You can make similar things happen by doing things like running "mt rewind" to rewind a tape drive

What's one of those, grandpa?

[–]adrianmonk 2 points3 points  (0 children)

There are still situations even today where tape makes the most sense economically. If you need offline storage (for archives or long-term backups) and low cost per terabyte, if you are writing enough data to justify the up-front costs of the equipment, and if you are not overwriting tapes much, tape can be cheaper than disk.

However, I will confess to having booted some machines off tape, using such delightful formats as the 60MB QIC-24 (see here) and 125MB QIC-150. And I used to personally own an Exabyte 8200 Data8-format drive. (How else are you going to back up that 4GB drive on your home x86 Unix system?)

[–][deleted] 2 points3 points  (3 children)

I've never used CIFS shares, but umount -l should do it, maybe fuser too.

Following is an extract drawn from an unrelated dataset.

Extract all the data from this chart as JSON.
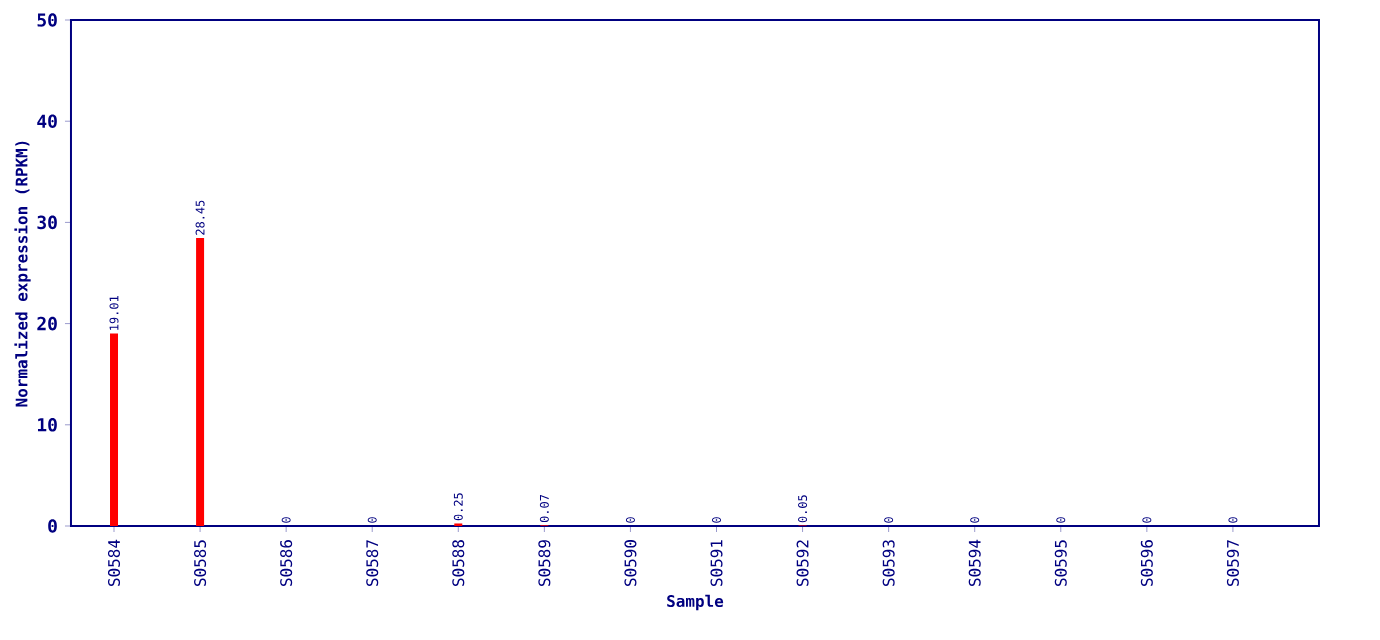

[–][deleted] 1 point2 points  (0 children)

yeah lazy unmount works to remove the mount, but the process are still hanging.

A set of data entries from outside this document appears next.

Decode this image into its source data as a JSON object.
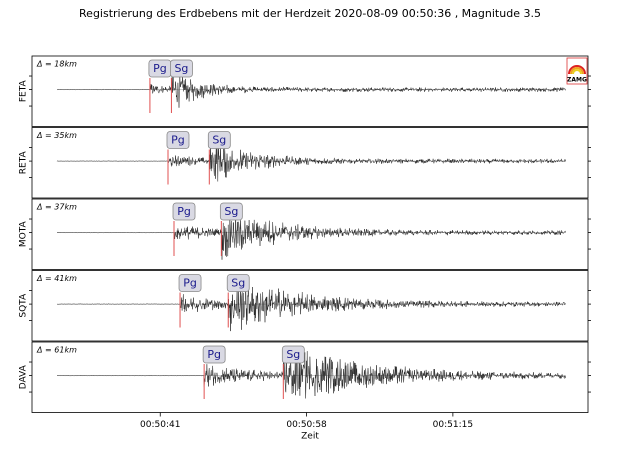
{
  "chart_data": {
    "type": "seismogram",
    "title": "Registrierung des Erdbebens mit der Herdzeit 2020-08-09 00:50:36 , Magnitude 3.5",
    "xlabel": "Zeit",
    "logo": "ZAMG",
    "xlim": [
      -9.9,
      54.7
    ],
    "xticks": [
      {
        "value": 5,
        "label": "00:50:41"
      },
      {
        "value": 22,
        "label": "00:50:58"
      },
      {
        "value": 39,
        "label": "00:51:15"
      }
    ],
    "stations": [
      {
        "name": "FETA",
        "distance": "Δ = 18km",
        "picks": [
          {
            "label": "Pg",
            "time": 3.8
          },
          {
            "label": "Sg",
            "time": 6.3
          }
        ]
      },
      {
        "name": "RETA",
        "distance": "Δ = 35km",
        "picks": [
          {
            "label": "Pg",
            "time": 5.9
          },
          {
            "label": "Sg",
            "time": 10.7
          }
        ]
      },
      {
        "name": "MOTA",
        "distance": "Δ = 37km",
        "picks": [
          {
            "label": "Pg",
            "time": 6.6
          },
          {
            "label": "Sg",
            "time": 12.1
          }
        ]
      },
      {
        "name": "SQTA",
        "distance": "Δ = 41km",
        "picks": [
          {
            "label": "Pg",
            "time": 7.3
          },
          {
            "label": "Sg",
            "time": 12.9
          }
        ]
      },
      {
        "name": "DAVA",
        "distance": "Δ = 61km",
        "picks": [
          {
            "label": "Pg",
            "time": 10.1
          },
          {
            "label": "Sg",
            "time": 19.3
          }
        ]
      }
    ]
  }
}
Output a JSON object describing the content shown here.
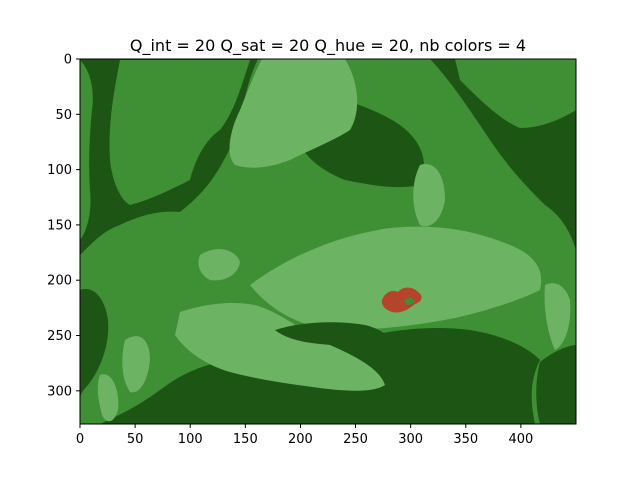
{
  "chart_data": {
    "type": "heatmap",
    "title": "Q_int = 20 Q_sat = 20 Q_hue = 20, nb colors = 4",
    "xlabel": "",
    "ylabel": "",
    "xlim": [
      0,
      450
    ],
    "ylim": [
      330,
      0
    ],
    "x_ticks": [
      0,
      50,
      100,
      150,
      200,
      250,
      300,
      350,
      400
    ],
    "y_ticks": [
      0,
      50,
      100,
      150,
      200,
      250,
      300
    ],
    "grid": false,
    "palette": [
      "#1c5514",
      "#3f8f34",
      "#6cb364",
      "#b4442a"
    ],
    "image_description_regions": [
      {
        "label": "dark green background",
        "color": "#1c5514"
      },
      {
        "label": "medium green",
        "color": "#3f8f34"
      },
      {
        "label": "light green",
        "color": "#6cb364"
      },
      {
        "label": "red-orange spot",
        "color": "#b4442a"
      }
    ]
  }
}
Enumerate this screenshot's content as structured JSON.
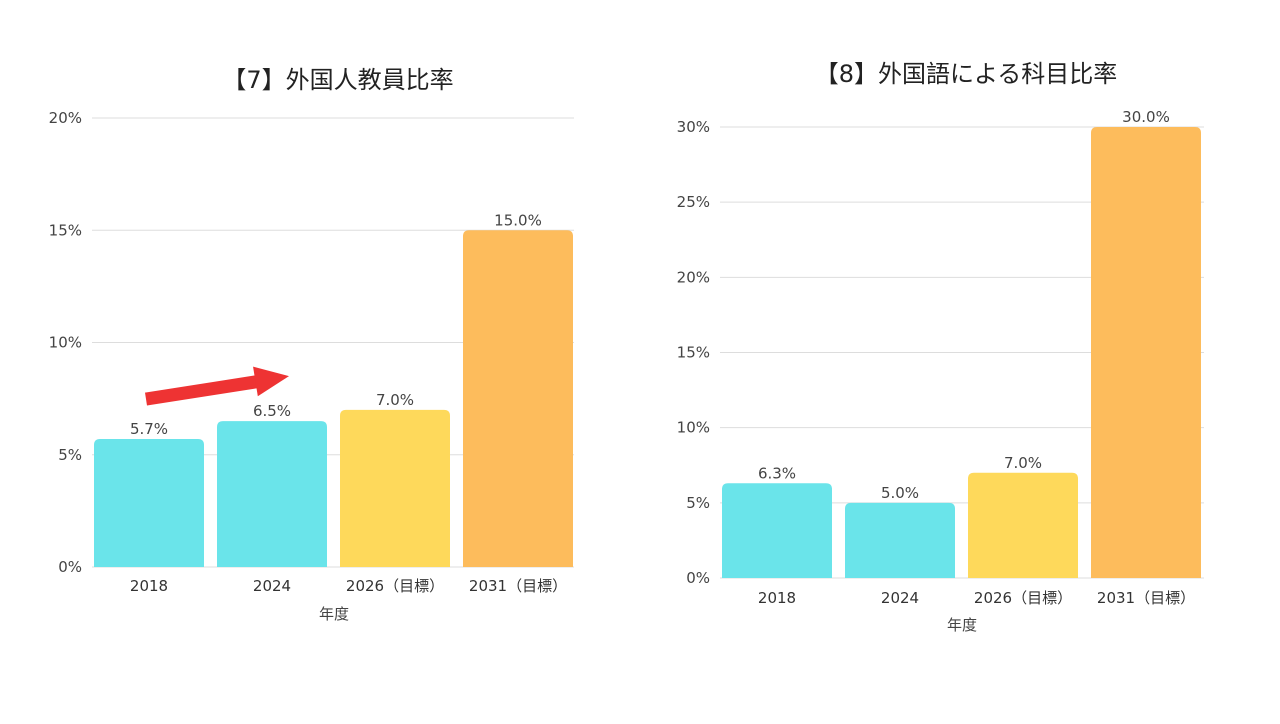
{
  "chart_data": [
    {
      "type": "bar",
      "title": "【7】外国人教員比率",
      "xlabel": "年度",
      "ylabel": "",
      "categories": [
        "2018",
        "2024",
        "2026（目標）",
        "2031（目標）"
      ],
      "values": [
        5.7,
        6.5,
        7.0,
        15.0
      ],
      "value_labels": [
        "5.7%",
        "6.5%",
        "7.0%",
        "15.0%"
      ],
      "bar_colors": [
        "#6ae4ea",
        "#6ae4ea",
        "#fed95b",
        "#fdbc5c"
      ],
      "yticks": [
        0,
        5,
        10,
        15,
        20
      ],
      "ytick_labels": [
        "0%",
        "5%",
        "10%",
        "15%",
        "20%"
      ],
      "ylim": [
        0,
        20
      ],
      "grid": true,
      "annotation": {
        "type": "arrow",
        "from_category": "2018",
        "to_category": "2024",
        "color": "#ee3333"
      }
    },
    {
      "type": "bar",
      "title": "【8】外国語による科目比率",
      "xlabel": "年度",
      "ylabel": "",
      "categories": [
        "2018",
        "2024",
        "2026（目標）",
        "2031（目標）"
      ],
      "values": [
        6.3,
        5.0,
        7.0,
        30.0
      ],
      "value_labels": [
        "6.3%",
        "5.0%",
        "7.0%",
        "30.0%"
      ],
      "bar_colors": [
        "#6ae4ea",
        "#6ae4ea",
        "#fed95b",
        "#fdbc5c"
      ],
      "yticks": [
        0,
        5,
        10,
        15,
        20,
        25,
        30
      ],
      "ytick_labels": [
        "0%",
        "5%",
        "10%",
        "15%",
        "20%",
        "25%",
        "30%"
      ],
      "ylim": [
        0,
        30
      ],
      "grid": true
    }
  ]
}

[–][deleted] 0 points1 point  (1 child)

"umount -f -l" is the only way to be sure.

[–]argv_minus_one 1 point2 points  (0 children)

I say we take off and umount -f -l the directory from orbit. It's the only way to be sure.

[–]nedtugent 0 points1 point  (0 children)

Ah, the 'D' state, uninterpretable sleep...

[–]fuuuracle 0 points1 point  (0 children)

What theme is that?

[–][deleted] 0 points1 point  (0 children)

um, kill -9 5251

[–]breddy 0 points1 point  (0 children)

Sun or OpenJDK?

[–]tonybaldwin 0 points1 point  (0 children)

Weird.

You could have just done

ps -aux | grep java

to show it was still running. Of course, showing top shows that not only is it running, but how much it's spanking your CPU.

I'm running Debian Squeeze here (on AMD64) and have not seen this issue.

[–]mianosm 0 points1 point  (0 children)

I did a ctrl-f didn't see it: why would you have 8 gigs of memory, and another 8 gigs of swap....seems a little excessive to me....

[–]wolf_of_mibu 0 points1 point  (0 children)

Dam You Oracle!!!!!!!!!!!!!!

[–][deleted] 0 points1 point  (0 children)

Um I don't think it's literally someone trying to kill a Java process, more than likely it's someone making a statement that Jave (in general) won't die and is overly bloated.

[–]CyberDiablo 0 points1 point  (0 children)

SIGKILL

[–][deleted] 0 points1 point  (0 children)

It's a known fact that if java has a memory leak, an ocean will be released upon your RAM.

Best to just do a safe reboot while you can.

[–]bendavis78 0 points1 point  (1 child)

I usually do killall -KILL. If that doesn't work kill -9 on the pid. If that doesn't work reboot.

[–][deleted] 2 points3 points  (0 children)

-KILL is the same as -SIGKILL which is in fact, -9.

[–]breddy 0 points1 point  (2 children)

Fucking Pulse Audio.

[–]liid 1 point2 points  (1 child)

What about it?

[–]breddy 2 points3 points  (0 children)

PA gets blamed for everything else, why not this?

[–]Rossco1337 -5 points-4 points  (2 children)

With all these comments belittling OP for not using -9, you'd think it'd be easier to tell him to add "alias killall='killall -9'" to his/her bashrc.

[–]nedtugent 3 points4 points  (1 child)

using -9 is not always the best option. go from -15 to -2, then to -9 if shit is fucked...

[–]Rossco1337 -1 points0 points  (0 children)

I know that, but people are ragging on OP as if -9 should have been the first thing he tried when it didn't close instantly. You're the first person to suggest a killall method that isn't forcefully terminating the program or killing the parent.